When looking for the cause of the onboard video issues we poked at a lot of different things without much success.
@GeekDot disassembled the SE/30 video ROM, dug through the Turbo 040 ROM in search for hints if they patched anything SE/30 related in there and spent countless hours staring at MacsBug :tongue:
Me being useless for this kind of stuff kept poking around with the logic analyser hoping to find any clues on what's going on.
I hooked up some probes to the VRAM to easily find video write cycles and looked at the data bus on the logicboard (starting at D24-31 which connect to the VRAM) hoping to find that we were just experiencing some bad timing on the output drivers of the C040 which caused that no valid data was present on the bus when it should have been there. That was not the case though. Hold times for the data lines and all VRAM related write signals were good. Instead the data outputs have just been turned off for 1 out of 4 bytes that were written to the VRAM.
I went ahead and soldered probe sockets to data pins D24-31 right on the 68040 on the C040 to see what's going on there. No big surprise the data seemed to be there, so for some reason it does not make it's way through the output buffers to the logicboard bus but only for always the same single byte out of the four bytes that get written with each access. The driver is just dumping video data onto the screen base address in longwords. Those longwords get split up into 4 separate bytes when written to the 8 bit wide VRAM.
We took a step back to think about this. The 68040 also supports dynamic bus sizing just like the 68030 but the output byte lanes differ between those two depending on the state of SIZ0-1 and A0-1.
The Motorola design handbook also mentions this in the section about running a 040 on a 030 bus.
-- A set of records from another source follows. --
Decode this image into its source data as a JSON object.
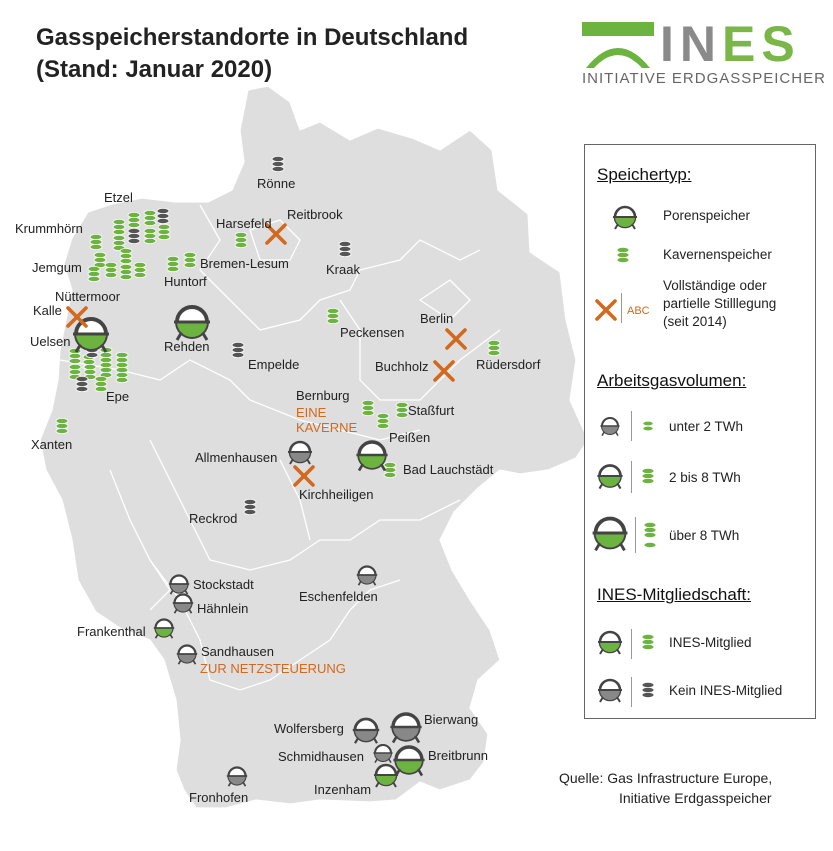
{
  "title": {
    "line1": "Gasspeicherstandorte in Deutschland",
    "line2": "(Stand: Januar 2020)"
  },
  "logo": {
    "name_part1": "IN",
    "name_part2": "ES",
    "subtitle": "INITIATIVE ERDGASSPEICHER"
  },
  "colors": {
    "member_green": "#6cb33f",
    "non_member_grey": "#555555",
    "decommissioned_orange": "#d2691e",
    "land": "#dedede"
  },
  "places": {
    "etzel": "Etzel",
    "krummhoern": "Krummhörn",
    "jemgum": "Jemgum",
    "nuettermoor": "Nüttermoor",
    "huntorf": "Huntorf",
    "bremen_lesum": "Bremen-Lesum",
    "harsefeld": "Harsefeld",
    "reitbrook": "Reitbrook",
    "roenne": "Rönne",
    "kraak": "Kraak",
    "kalle": "Kalle",
    "uelsen": "Uelsen",
    "rehden": "Rehden",
    "empelde": "Empelde",
    "peckensen": "Peckensen",
    "berlin": "Berlin",
    "ruedersdorf": "Rüdersdorf",
    "buchholz": "Buchholz",
    "epe": "Epe",
    "xanten": "Xanten",
    "bernburg": "Bernburg",
    "eine_kaverne": "EINE\nKAVERNE",
    "stassfurt": "Staßfurt",
    "peissen": "Peißen",
    "allmenhausen": "Allmenhausen",
    "bad_lauchstaedt": "Bad Lauchstädt",
    "kirchheiligen": "Kirchheiligen",
    "reckrod": "Reckrod",
    "stockstadt": "Stockstadt",
    "haehnlein": "Hähnlein",
    "eschenfelden": "Eschenfelden",
    "frankenthal": "Frankenthal",
    "sandhausen": "Sandhausen",
    "zur_netzsteuerung": "ZUR NETZSTEUERUNG",
    "wolfersberg": "Wolfersberg",
    "bierwang": "Bierwang",
    "schmidhausen": "Schmidhausen",
    "breitbrunn": "Breitbrunn",
    "inzenham": "Inzenham",
    "fronhofen": "Fronhofen"
  },
  "legend": {
    "speichertyp_heading": "Speichertyp:",
    "porenspeicher": "Porenspeicher",
    "kavernenspeicher": "Kavernenspeicher",
    "stilllegung_abc": "ABC",
    "stilllegung_line1": "Vollständige oder",
    "stilllegung_line2": "partielle Stilllegung",
    "stilllegung_line3": "(seit 2014)",
    "arbeitsgas_heading": "Arbeitsgasvolumen:",
    "unter_2": "unter 2 TWh",
    "zwei_bis_acht": "2 bis 8 TWh",
    "ueber_8": "über 8 TWh",
    "mitglied_heading": "INES-Mitgliedschaft:",
    "ines_mitglied": "INES-Mitglied",
    "kein_mitglied": "Kein INES-Mitglied"
  },
  "source": {
    "line1": "Quelle: Gas Infrastructure Europe,",
    "line2": "Initiative Erdgasspeicher"
  }
}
The proposed design to implement a circuit to shift data around between the bytelanes using muxes does allow for most combinations to work but hints that a full mesh of all bytelanes was considered too complex regarding part count.
On the Carrera the data buffering and bytelane swapping is all done in the two FPGAs so we couldn't easily observe what exactly the logic is doing.
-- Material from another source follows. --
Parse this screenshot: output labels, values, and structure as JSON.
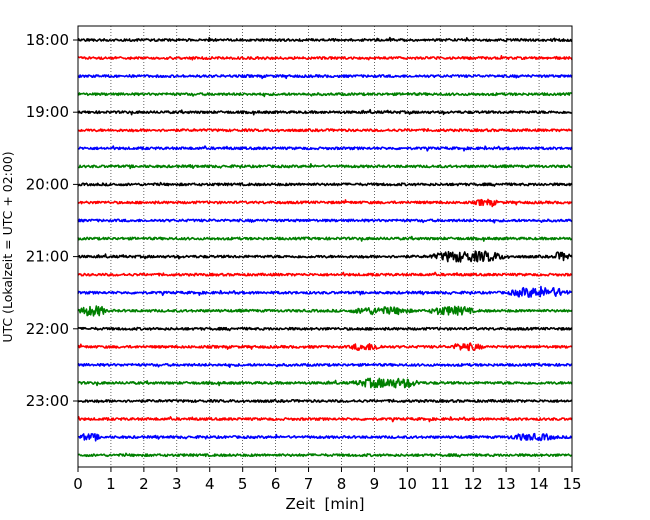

What we could see though is that on VRAM writes all signals named above (SIZ0-1 and A0-1) are cycled through all possible combinations that make sense for byte-wise writing a longword (just as you would expect)
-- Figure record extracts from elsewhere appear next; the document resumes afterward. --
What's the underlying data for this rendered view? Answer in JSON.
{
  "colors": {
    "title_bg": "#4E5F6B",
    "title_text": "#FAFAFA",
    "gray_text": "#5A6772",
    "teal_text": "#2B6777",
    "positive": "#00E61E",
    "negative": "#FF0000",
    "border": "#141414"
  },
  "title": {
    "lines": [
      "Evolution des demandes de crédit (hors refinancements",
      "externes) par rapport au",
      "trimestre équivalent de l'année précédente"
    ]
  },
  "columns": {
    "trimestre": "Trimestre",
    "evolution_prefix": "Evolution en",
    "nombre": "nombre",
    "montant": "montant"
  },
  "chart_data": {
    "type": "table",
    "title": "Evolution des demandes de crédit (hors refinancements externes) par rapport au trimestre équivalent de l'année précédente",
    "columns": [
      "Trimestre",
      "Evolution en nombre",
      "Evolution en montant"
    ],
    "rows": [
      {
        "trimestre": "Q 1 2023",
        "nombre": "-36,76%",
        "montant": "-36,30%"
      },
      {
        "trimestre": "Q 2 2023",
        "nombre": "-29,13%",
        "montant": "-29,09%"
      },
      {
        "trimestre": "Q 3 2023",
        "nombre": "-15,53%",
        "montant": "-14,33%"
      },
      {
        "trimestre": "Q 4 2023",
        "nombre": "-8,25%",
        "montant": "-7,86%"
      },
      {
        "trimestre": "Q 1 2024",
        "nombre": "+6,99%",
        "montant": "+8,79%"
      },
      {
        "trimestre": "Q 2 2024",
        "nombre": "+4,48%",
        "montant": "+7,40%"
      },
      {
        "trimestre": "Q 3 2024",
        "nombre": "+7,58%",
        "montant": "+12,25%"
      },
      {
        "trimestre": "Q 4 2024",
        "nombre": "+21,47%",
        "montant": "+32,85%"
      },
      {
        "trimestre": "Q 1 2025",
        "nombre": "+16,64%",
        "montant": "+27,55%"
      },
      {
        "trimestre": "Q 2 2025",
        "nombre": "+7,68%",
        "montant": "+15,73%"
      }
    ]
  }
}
With the bytelanes being spread over both FPGAs I would guess that they also did not implement the possibility to swap all bytelanes around between each other just like the circuit in the Motorola design book.
For one combination of the bus sizing signals the bytelane that's actually connected to the VRAM stays silent on the outputs of the FPGA.
I went on to check what's going on on the other bytelanes. On the LA I could see that there is data present as well on all other data lines even though those are not connected to the VRAM.
To investigate if the data on the other lanes is actually video data that might be useful I desoldered the VRAM from one of my logicboards and installed it again usign a small interposer board so I could route the other bytelanes to the VRAM to see what is going on on them and if any of them produces a useful picture.
Turned out the other lanes contain image data but it is mostly useless:
However when looking at the output of one byteline something interesting caught my attention:
Compare that to the image containing the missing bytes:
As you can see the missing data on the VRAM bytelane (D24-31) is present on another bytelane that otherwise has data that is useless.
To get this straight I cut through some data lines on my adapter and wired in two buffers. One just switches D24-31 back and forth on reads and writes, the other one puts data from D16-23 to D24-31 whenever there is an access to the VRAM location that contains the white stripes.
The address decoding and control logic to do this is implemented in a single GAL. On all other bus accesses the second buffer stays turned off and data is pushed around normally on D24-31.
I modified the decoder to support PDS cards and testing looks good so far that all cards I have here seem to work just fine.